Spruce Grove Gun Club files appeal over its closure

The Spruce Grove Gun Club will go to court in an attempt to reopen its range, beginning another chapter in the ongoing fight with nearby residents.

Determined nearby residents ready to fight back in court

Spruce Grove Gun Club spokesman Bill Newton said the club has done everything possible to make the range safe and to keep noise from bothering its neighbours. (Laura Osman/CBC News)

The Spruce Grove Gun Club will go to court in an attempt to reopen its range, beginning another chapter in the ongoing fight with nearby residents.

Parkland County's Subdivision and Development Appeal Board (SDAB) revoked the range's development permit in November after Spruce Grove residents raised concerns about noise and safety.

The residents said the sound of gunfire was nearly constant, and they feared stray bullets after finding holes in nearby houses.

Now the club plans to appeal the SDAB`s decision in court.

"There has to be some recognition of legacy land use and legacy land rights," said Bill Newton, the range's spokesman.

He said the gun club has been in place since 1972, but in the last several years homes have been built downrange.

Members of the range and other clubs across the country have contributed funds to pay for the legal representation required to appeal the closure.

The club has also started a petition that currently contains more than 4,000 signatures, and a letter-writing campaign was launched, urging county officials to intervene on behalf of the range.

Newton said some of the support has come from other range organizations, which also face uncertain futures because of encroaching development.

The club asked the court to allow the range to reopen until the court of appeal decides if it will hear the case but was denied.
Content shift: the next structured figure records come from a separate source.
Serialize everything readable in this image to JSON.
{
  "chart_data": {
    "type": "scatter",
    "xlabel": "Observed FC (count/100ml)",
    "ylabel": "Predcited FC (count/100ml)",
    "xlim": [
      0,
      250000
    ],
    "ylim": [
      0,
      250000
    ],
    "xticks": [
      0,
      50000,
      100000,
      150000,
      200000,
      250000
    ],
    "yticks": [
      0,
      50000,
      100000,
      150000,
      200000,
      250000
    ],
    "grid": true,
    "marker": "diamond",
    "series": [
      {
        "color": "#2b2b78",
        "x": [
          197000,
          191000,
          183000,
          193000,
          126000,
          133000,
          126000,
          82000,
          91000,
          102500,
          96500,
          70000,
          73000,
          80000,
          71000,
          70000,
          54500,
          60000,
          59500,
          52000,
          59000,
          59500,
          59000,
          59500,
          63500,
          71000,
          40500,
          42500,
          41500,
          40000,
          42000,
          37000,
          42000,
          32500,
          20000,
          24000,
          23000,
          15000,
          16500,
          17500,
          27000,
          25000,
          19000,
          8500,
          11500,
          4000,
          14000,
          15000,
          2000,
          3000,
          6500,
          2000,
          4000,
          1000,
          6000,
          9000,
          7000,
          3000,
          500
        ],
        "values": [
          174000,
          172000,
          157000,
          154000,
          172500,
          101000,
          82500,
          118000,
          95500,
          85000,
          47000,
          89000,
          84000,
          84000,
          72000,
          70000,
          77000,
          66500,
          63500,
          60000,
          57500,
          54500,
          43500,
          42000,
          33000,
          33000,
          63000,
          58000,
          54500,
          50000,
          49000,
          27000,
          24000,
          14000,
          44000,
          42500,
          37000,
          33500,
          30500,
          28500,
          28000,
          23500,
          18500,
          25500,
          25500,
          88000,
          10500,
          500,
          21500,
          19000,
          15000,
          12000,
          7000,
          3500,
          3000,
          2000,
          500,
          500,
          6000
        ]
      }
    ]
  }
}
The request for an appeal of the SDAB's decision will be heard on Jan. 21.

Cheryl Ball, who lives near the range, has been leading residents's efforts to keep the gun club closed for good. She said the people who live in the area have already put in countless hours opposing the club's development permit.

Now, she said, residents are considering hiring lawyers for the upcoming court battle.

"It's just a continuation of this saga that doesn't seem to end," Ball said.

She's thankful for the peace and quiet the neighbourhood has enjoyed since November when the range officially shut down, but she's apprehensive about the prospect of making her case in court.

"All we can do is cross our fingers and hope that if this goes ahead, that that's it," she said. "Because if they get turned down at that level, that is it."

Even if everything goes the way the gun club hopes, it will likely be a long time before anyone can shoot there again.

If the appeal is heard and accepted, the case will likely have to go back to the SDAB for a final decision.